Bugünkü okumamızda İsa Yeruşalim halkının aynı davranışından dolayı kederleniyor. Mesih İsa onları kötülüğün gücünden kurtarmaya geldi ama şehrin ileri gelenleri O’na komplo düzenlediler, sıradan insanlar da liderlerini takip ettiler. Birkaç gün sonra “Çarmıha ger!” diye bağıracaklardı. İsa onları özgür kılmak istedi, ama bazıları özgür olmak istemedi.
Birçok insan şöyle sorar: “Tanrı neden insanların tavırlarını değiştirmiyor. Eğer insanlar O’nu reddediyor ve cehenneme giden yolda yürüyorlarsa neden Tanrı sihirli bir biçimde onarın fikirlerini değiştirmiyor?” O’nu reddedecek kadar aptalca davrandığımız zamanlarda bile Tanrı bizim özgür irademize saygı duyar. Eğer biz köle olarak yaşamakta ısrar edersek O bizi özgür kılmaz. O her türlü mucizeyi gerçekleştirecek güçtedir. Ama bizim O’nu reddetme özgürlüğümüzü elimizden almayacaktır.
Bu bugün de geçerli bir durum. İsa bize seslenir, çağırır, bizi davet eder, bizimle konuşur… Ama bizi zorlamaz. O bizim için canını çarmıhta feda etti. Ve ölüme karşı kazandığı zaferi bizimle paylaşmak için ölümden dirildi. Ama bu armağanı almak için bizi zorlamıyor. Bizi çok seviyor ve her zaman bekliyor, sabırla bekliyor. Bizi imana çağırıyor, Kutsal Ruh’un bizde yaptığı iyi işe, “Rab’bin adıyla gelene övgüler olsun” diye cevap vermemizi bekliyor.
Dua Edelim: Ya Rab, Senin Kutsal Ruh’un benim Sana olan imanımı güçlendirsin ve yüreğimi Sana çevirsin.

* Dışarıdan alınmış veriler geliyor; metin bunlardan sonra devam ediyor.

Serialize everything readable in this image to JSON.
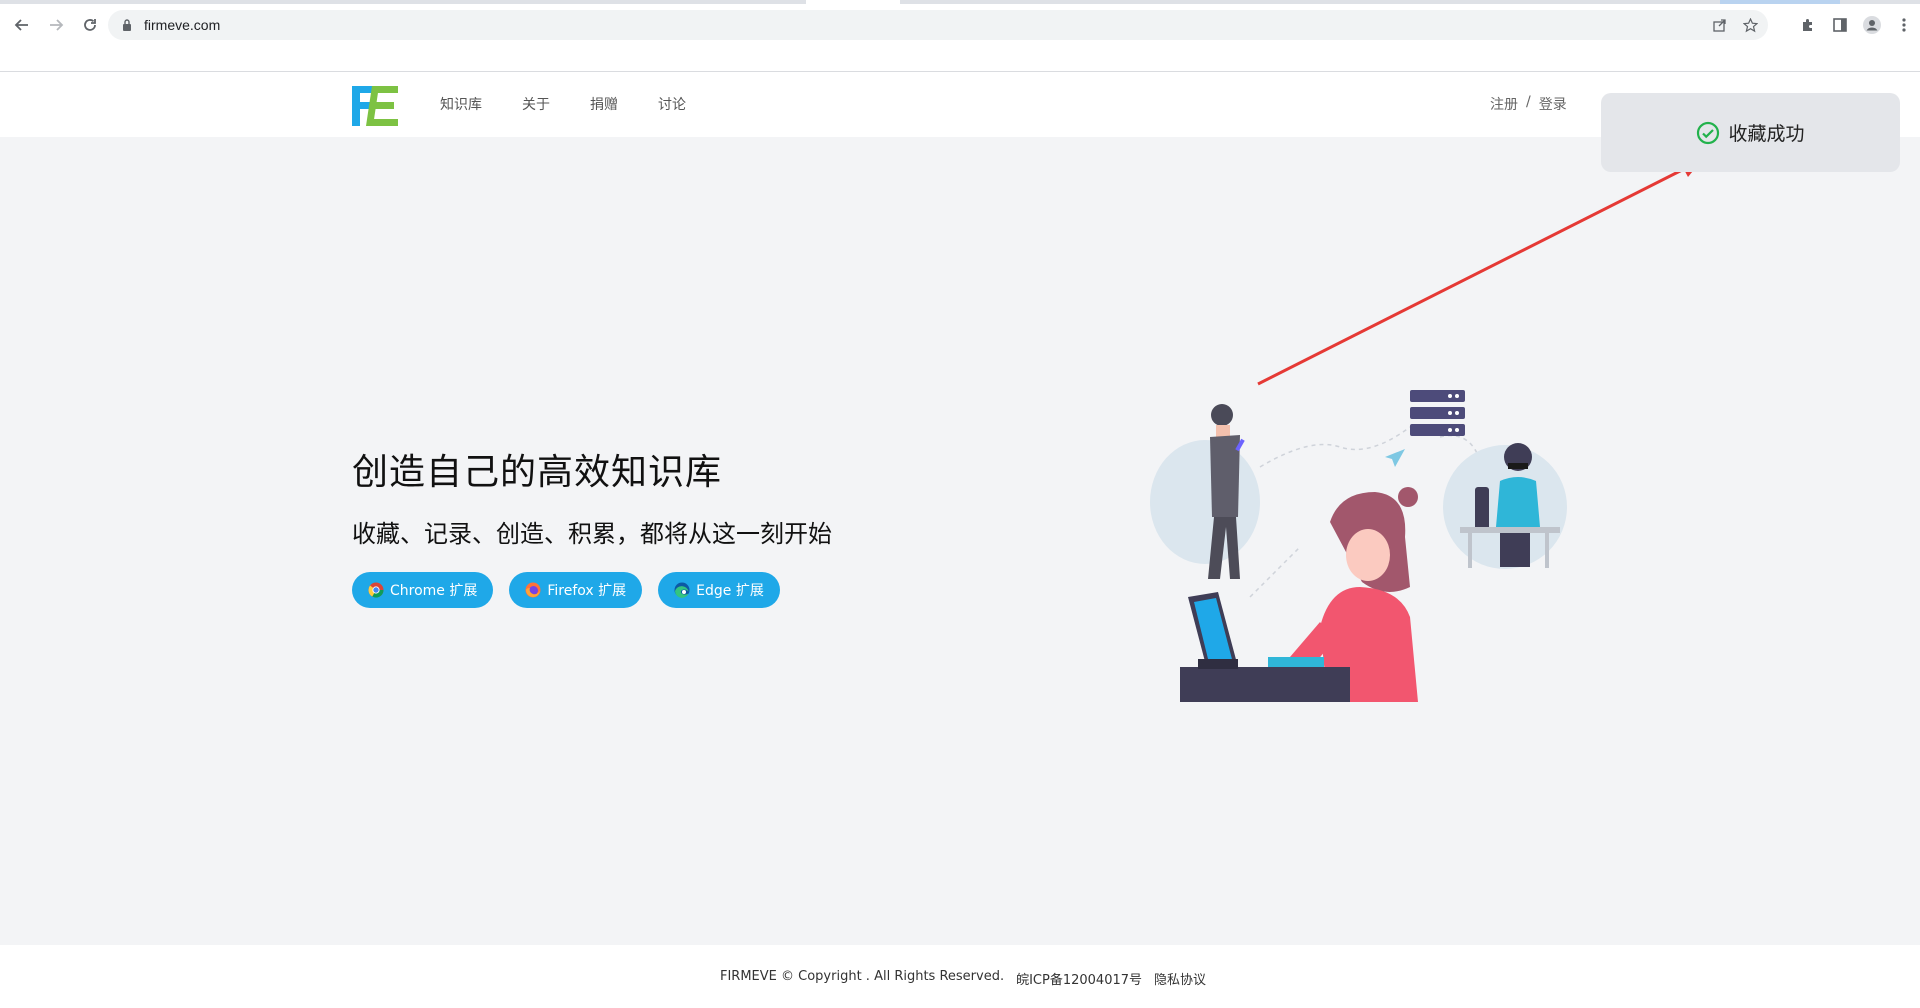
{
  "browser": {
    "url": "firmeve.com"
  },
  "header": {
    "nav": [
      "知识库",
      "关于",
      "捐赠",
      "讨论"
    ],
    "register": "注册",
    "separator": "/",
    "login": "登录"
  },
  "hero": {
    "title": "创造自己的高效知识库",
    "subtitle": "收藏、记录、创造、积累，都将从这一刻开始",
    "buttons": [
      {
        "label": "Chrome 扩展",
        "icon": "chrome-icon"
      },
      {
        "label": "Firefox 扩展",
        "icon": "firefox-icon"
      },
      {
        "label": "Edge 扩展",
        "icon": "edge-icon"
      }
    ]
  },
  "footer": {
    "copyright": "FIRMEVE © Copyright . All Rights Reserved.",
    "icp": "皖ICP备12004017号",
    "privacy": "隐私协议"
  },
  "toast": {
    "message": "收藏成功",
    "icon": "check-circle-icon"
  },
  "colors": {
    "accent": "#1fa8e8",
    "toast_bg": "#e4e6ea",
    "success": "#22b24c",
    "arrow": "#e53935"
  }
}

Amin.
Düşün ve Tartış
- Bizim için iyi olana neden direniriz?
- Sevdiğin bir insan kendisi için iyi ve gerekli olan bir şeyi reddettiği zaman nasıl hissediyorsun?
- Senin iyiliğin için olduğu halde Tanrı’ya “Hayır, istemiyorum” dediğin bir şey var mı?